Nu is vastgesteld dat het AB voldoet aan de eisen van artikel 606 HSO en er ook overigens geen weigeringsgronden aan de overlevering in de weg staan, alsmede een garantie is verstrekt op grond van artikel 604, aanhef en onder c, HSO, dient de overlevering te worden toegestaan.

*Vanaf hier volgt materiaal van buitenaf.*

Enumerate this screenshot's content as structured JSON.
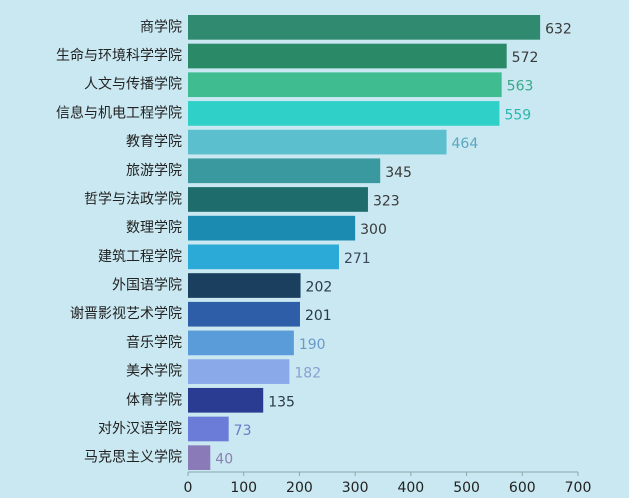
{
  "chart_data": {
    "type": "barh",
    "categories": [
      "商学院",
      "生命与环境科学学院",
      "人文与传播学院",
      "信息与机电工程学院",
      "教育学院",
      "旅游学院",
      "哲学与法政学院",
      "数理学院",
      "建筑工程学院",
      "外国语学院",
      "谢晋影视艺术学院",
      "音乐学院",
      "美术学院",
      "体育学院",
      "对外汉语学院",
      "马克思主义学院"
    ],
    "values": [
      632,
      572,
      563,
      559,
      464,
      345,
      323,
      300,
      271,
      202,
      201,
      190,
      182,
      135,
      73,
      40
    ],
    "colors": [
      "#2f8a70",
      "#2a8a68",
      "#3fbc90",
      "#2fd0c8",
      "#5bbfcd",
      "#3a999f",
      "#1e6d6c",
      "#1b8bb1",
      "#2baad8",
      "#1b3f5e",
      "#2e5ea8",
      "#5a9bd9",
      "#8aa9e8",
      "#2a3b92",
      "#6a7bd8",
      "#8a7bb8"
    ],
    "label_colors": [
      "#3a3a3a",
      "#3a3a3a",
      "#3aa888",
      "#2ab8b0",
      "#5aa8c0",
      "#3a3a3a",
      "#3a3a3a",
      "#3a3a3a",
      "#3a4a5a",
      "#2a3a4a",
      "#2a3a4a",
      "#6a9ac8",
      "#8aa0d0",
      "#2a3a4a",
      "#6a7ac8",
      "#8a80b0"
    ],
    "xlim": [
      0,
      700
    ],
    "xticks": [
      0,
      100,
      200,
      300,
      400,
      500,
      600,
      700
    ]
  }
}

7.Toepasselijke wetsartikelen

De artikelen 47 Wetboek van Strafrecht, 2, 3, 10 en 11 Opiumwet en de artikelen 1 en 3 Uitvoeringswet en 604 en 606 HSO.

8.Beslissing

STAAT TOEde overlevering van
[opgeëiste persoon]aan
District Judge (Magistrates’Court) sitting at Liverpool Magistrates’Court(Verenigd Koninkrijk).
Aldus gedaan door
mr. O.P.M. Fruytier, voorzitter,
mrs. B.M. Vroom-Cramer en H.P. Kijlstra, rechters,
in tegenwoordigheid van mr. C.W. van der Hoek, griffier,
en uitgesproken ter openbare zitting van 16 mei 2023.
Ingevolge artikel 3, eerste lid, Uitvoeringswet juncto artikel 29, tweede lid, OLW staat tegen deze uitspraak geen gewoon rechtsmiddel open.

Voetnoten

1.Zie rechtbank Amsterdam, 2 november 2021, ECLI:NL:RBAMS:2021:6353
2.Vergelijk rechtbank Amsterdam, 18 oktober 2022, ECLI:NL:RBAMS:2022:6074.